Nanoparticle-Delivered microRNA-153-3p Alleviates Myocardial Infarction-Induced Myocardial Injury in a Rat Model

Although microRNA-153-3p miR-153-3p) has been demonstrated to confer protective roles in ischemia/reperfusion injury, its potential role in myocardial infarction (MI) remains undefined. Small-molecule modifiers and nanoparticles loaded with microRNAs (miRNAs) have emerged as potential therapeutic reagents for MI treatment. In this study, we prepared liposome nanoparticles, hyaluronic acid (HA)-cationic liposomes (CLPs) complex, for the delivery of miR-153-3p and delineated the mechanistic actions of miR-153-3p modified by nHA-CLPs in MI-induced injury.
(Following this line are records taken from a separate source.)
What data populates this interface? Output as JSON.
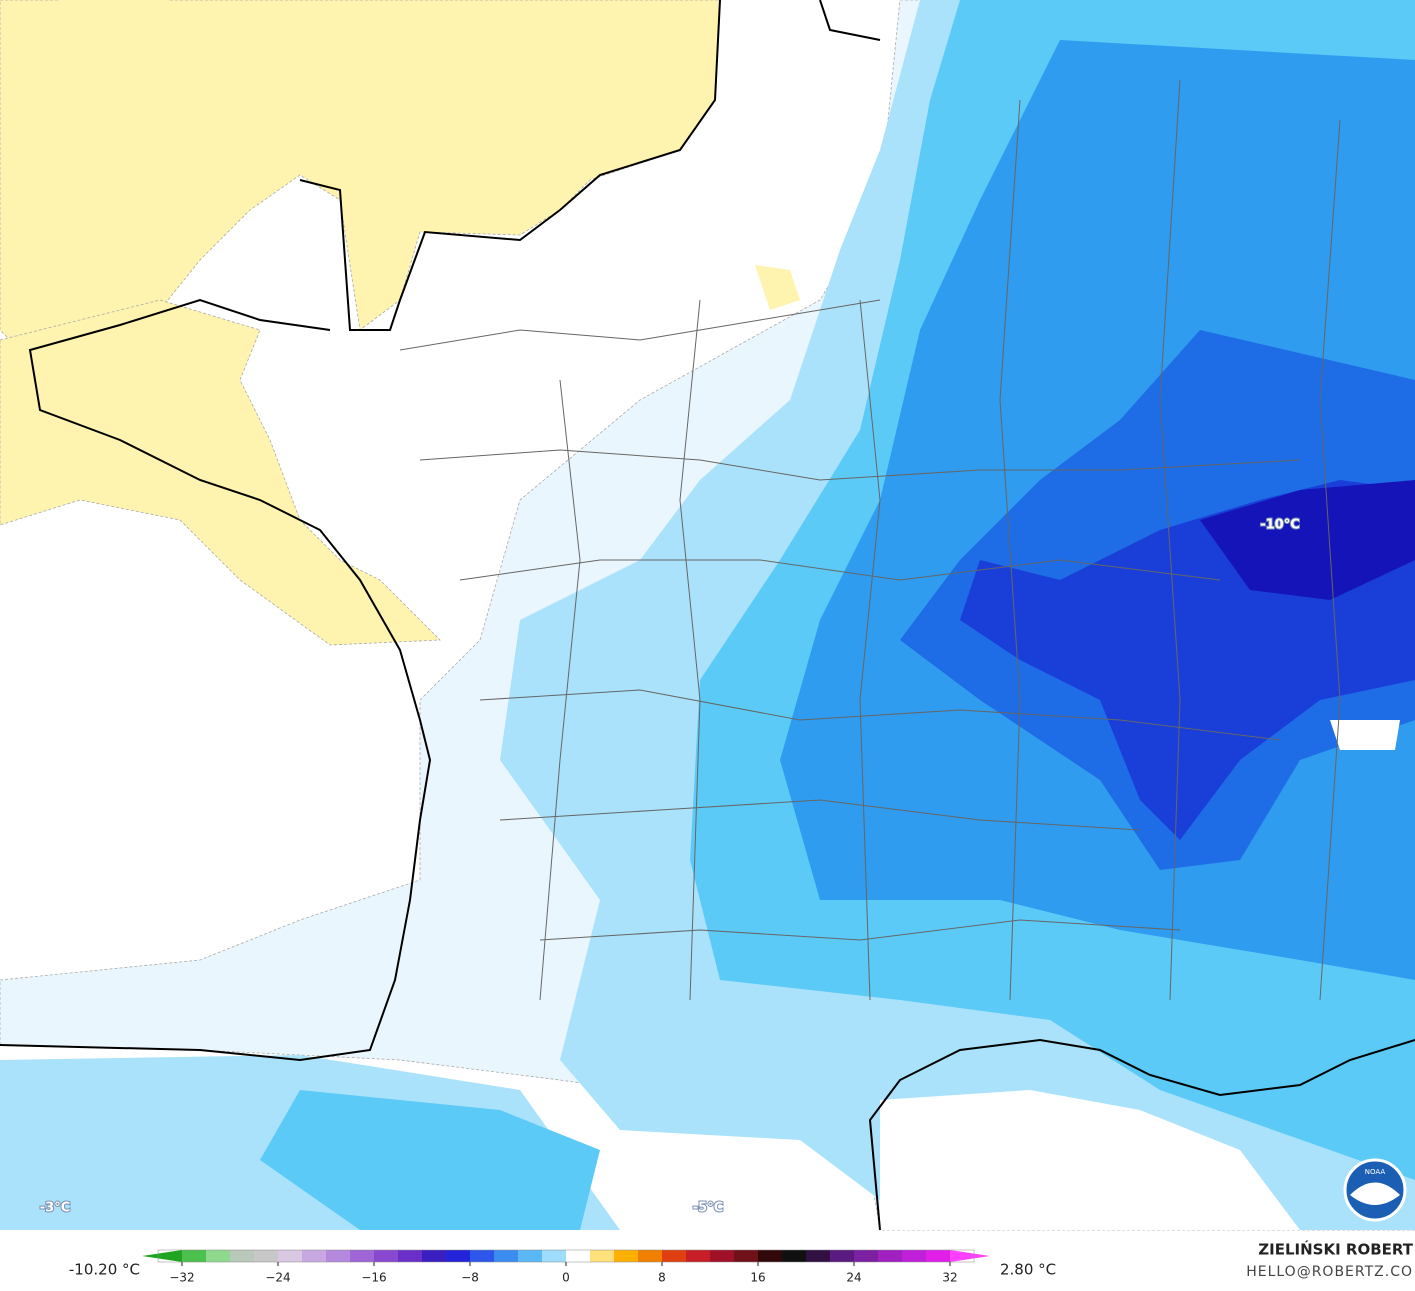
{
  "map": {
    "labels": [
      "-10°C",
      "-3°C",
      "-5°C"
    ]
  },
  "legend": {
    "min_label": "-10.20 °C",
    "max_label": "2.80 °C",
    "range": [
      -34,
      34
    ],
    "ticks": [
      {
        "value": -32,
        "label": "−32"
      },
      {
        "value": -24,
        "label": "−24"
      },
      {
        "value": -16,
        "label": "−16"
      },
      {
        "value": -8,
        "label": "−8"
      },
      0,
      8,
      16,
      24,
      32
    ],
    "colors": [
      "#1fa51f",
      "#4cc04c",
      "#8ed98e",
      "#b9c9b9",
      "#c8c8c8",
      "#d8c8e4",
      "#c7a8e2",
      "#b388dd",
      "#9e66d6",
      "#8a47cf",
      "#6a2fc8",
      "#3a1fc0",
      "#2323d9",
      "#2d56ea",
      "#3c8cf0",
      "#5ab8f6",
      "#9fdcfb",
      "#ffffff",
      "#ffe07a",
      "#ffb000",
      "#f08000",
      "#e04010",
      "#c81e2a",
      "#a01028",
      "#701018",
      "#300808",
      "#101010",
      "#301040",
      "#5a1a80",
      "#7a20a0",
      "#a020c0",
      "#c020d8",
      "#e020e8",
      "#ff40ff"
    ]
  },
  "credits": {
    "author": "ZIELIŃSKI ROBERT",
    "contact": "HELLO@ROBERTZ.CO",
    "logo": "NOAA"
  }
}
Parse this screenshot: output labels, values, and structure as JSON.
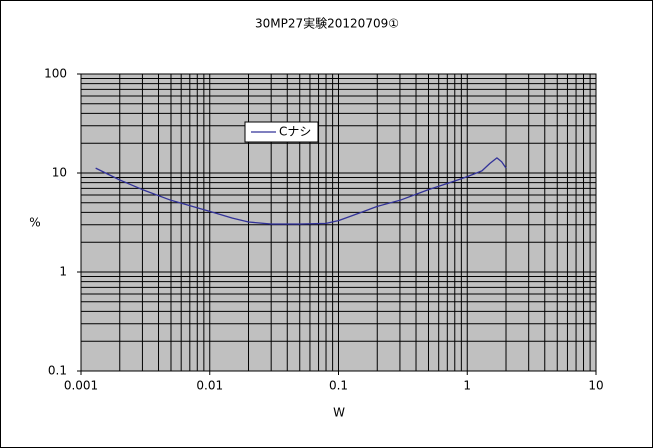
{
  "chart_data": {
    "type": "line",
    "title": "30MP27実験20120709①",
    "x_label": "W",
    "y_label": "%",
    "log_x": true,
    "log_y": true,
    "grid": true,
    "xlim": [
      0.001,
      10
    ],
    "xticks": [
      0.001,
      0.01,
      0.1,
      1,
      10
    ],
    "ylim": [
      0.1,
      100
    ],
    "yticks": [
      0.1,
      1,
      10,
      100
    ],
    "plot_background": "#c0c0c0",
    "series": [
      {
        "name": "Cナシ",
        "color": "#333399",
        "x": [
          0.0013,
          0.002,
          0.003,
          0.005,
          0.01,
          0.015,
          0.02,
          0.03,
          0.05,
          0.08,
          0.1,
          0.15,
          0.2,
          0.3,
          0.5,
          0.8,
          1.0,
          1.3,
          1.5,
          1.7,
          1.85,
          2.0
        ],
        "values": [
          11.2,
          8.5,
          6.8,
          5.3,
          4.1,
          3.5,
          3.2,
          3.05,
          3.05,
          3.1,
          3.3,
          4.0,
          4.6,
          5.3,
          6.8,
          8.3,
          9.2,
          10.5,
          12.5,
          14.2,
          13.0,
          11.2
        ]
      }
    ]
  }
}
Our data suggested that nHA-CLPs-loaded miR-153-3p protected cardiomyocytes against MI-induced cardiomyocyte apoptosis and myocardial injury. miR-153-3p was bioinformatically predicted and experimentally verified to bind to Kruppel-like factor 5 (KLF5) 3'UTR and negatively regulate its expression. Hypoxia was adopted to stimulate MI-induced injury to cardiomyocytes in vitro, in which miR-153-3p presented anti-apoptotic potential. However, restoration of KLF5 reversed this anti-apoptotic effect of miR-153-3p. Furthermore, KLF5 was demonstrated to be an activator of the NF-kappa B pathway. KLF5 enhanced cardiomyocyte apoptosis and inflammation under hypoxic conditions through NF-kappa B pathway activation, while nHA-CLPs-loaded miR-153-3p suppressed inflammation by blocking the NF-kappa B pathway. Collectively, our findings suggested the cardioprotective role of miR-153-3p against MI and the successful delivery of miR-153-3p by nHA-CLPs. The identification of KLF5-mediated activation of NF-kappa B pathway as an apoptotic and inflammatory mechanism aids in better understanding of the biology of MI and development of novel therapeutic strategies for MI.